There apparently is a movement afoot to drop algebra from high school education…because…well…it’s just too darn hard…and students drop out and don’t graduate because they fail algebra. So the goal is to graduate everyone…a goal I don’t find objectionable…but since algebra is so darn hard…let’s drop it from the curriculum to improve graduation rates. One more opportunity to dumb down education to reach the wrong goal…a superior education resulting in a valid diploma that will actually be worth it’s weight in gold should be the goal…not just the piece of parchment itself.

But here is some of the rationale:

Who needs algebra?

That question muttered by many a frustrated student over the years has become a vigorous debate among American educators, sparked by a provocative new book that argues required algebra has become an unnecessary stumbling block that forces millions to drop out of high school or college.

“One out of 5 young Americans does not graduate from high school. This is one of the worst records in the developed world. Why? The chief academic reason is they failed ninth-grade algebra,” said political scientist Andrew Hacker, author of “The Math Myth and Other STEM Delusions.”

Hacker, a professor emeritus at Queens College, argues that, at most, only 5% of jobs make use of algebra and other advanced math courses. He favors a curriculum that focuses more on statistics and basic numbers sense and less on (y – 3)2 (equals) 4y – 12.
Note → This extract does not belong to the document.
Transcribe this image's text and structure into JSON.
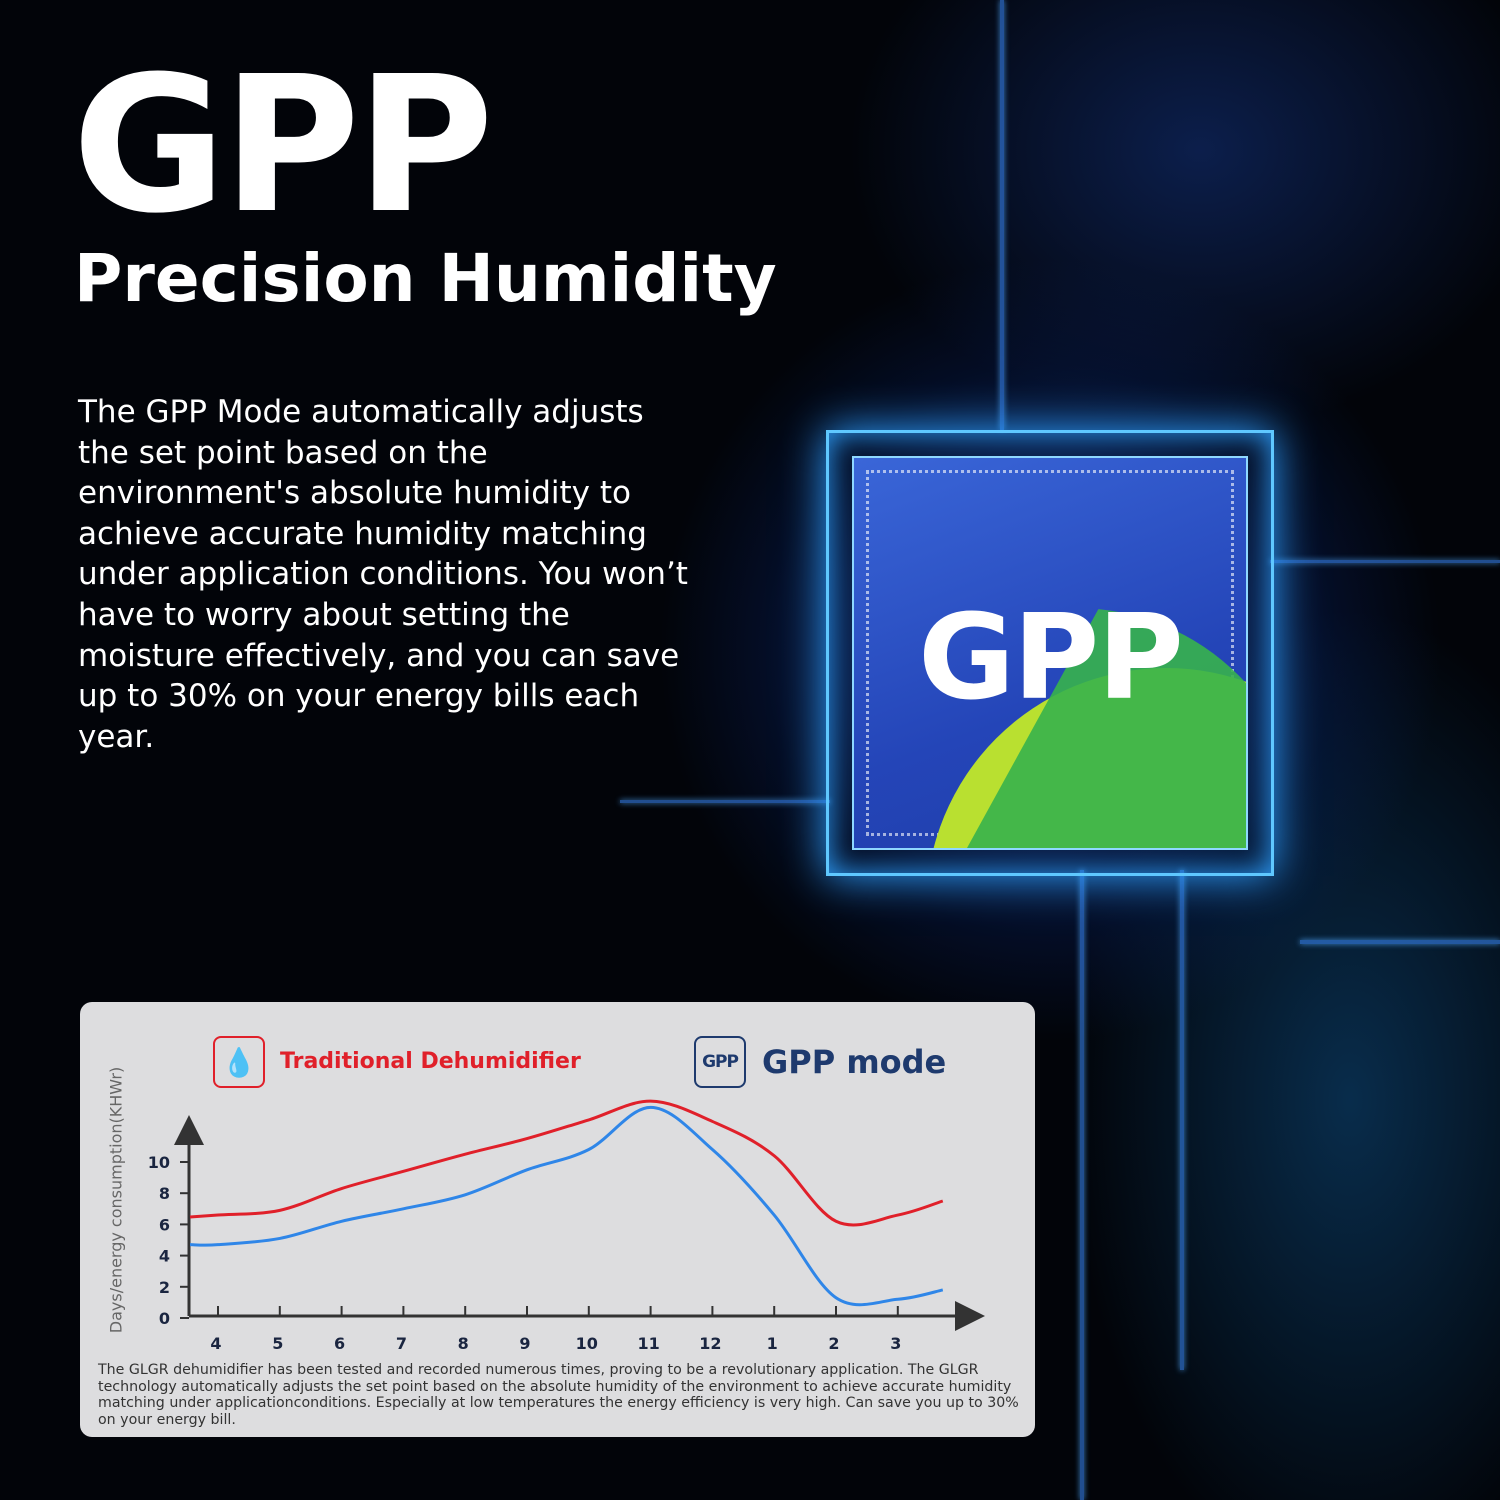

Obviously I disagree or I wouldn’t be writing this post…but yes I bet that a lot of jobs don’t use algebra everyday. But most jobs and life in general could certainly use the thinking skills acquired from working with algebra…being able to see and define relationships…following logic from top to bottom. Very useful skills.

But then there’s this add:

“Will algebra help you understand the federal budget?” he asked.

If I were Groucho Marx or Danny Thomas, that one would deserve a spit take! No algebra won’t help you understand the federal budget but basic math and quantum physics won’t either.

“Every study I’ve ever seen of workers in whole bunches of fields shows that you have to understand formulas, you have to understand relationships,” said Philip Uri Treisman, a professor of mathematics and of public affairs at the University of Texas. “Algebra is the tool for consolidating your knowledge of arithmetic.”

Bill McCallum, a professor at the University of Arizona who played a lead role in developing the Common Core standards for math, said he would oppose any division of K-12 students into an algebra track and a non-algebra track.

“You might say only a certain percentage of kids will go on to use algebra, but we don’t know which kids those are,” he said.

This last quote goes back to my philosophy on education just a bit. Yes, critics are correct, not every kid will go on to college…but when they graduate from high school they should have the knowledge and skill sets to pursue college if they want…or an apprenticeship…or a career…regardless. We can never know who will end up using actual algebra.

In New York City, home to the nation’s largest public school system with 1.1 million pupils, just 52% of the students who took last year’s statewide Regents test in Algebra I passed, mirroring statistics elsewhere in the country.

Rather than scaling back on algebra, New York City educators have announced an “Algebra for All” initiative that aims to keep students on track by providing specialized math teachers in fifth grade, before algebra is introduced.

“We believe in high standards,” said Carol Mosesson-Teig, director of mathematics for the city Department of Education.

Now of course I am a little biased. I am a computer programmer…and on a practical side…I use the logic and thought processes I learned in math classes every day on the job…I even use algebra to develop some of the code that I have written over the years. It’s a rewarding and lucrative field.

But the United States is having its lunch eaten by China and India in this field. They have the math skills…they can do algebra…and they are going to be writing much of our code in the very near future. Our students just can’t hack it (pun intended). So dumbing down STEM education another notch is just plain stupid…or we aren’t going to hold onto the real jobs coming in the remainder of the 21st Century.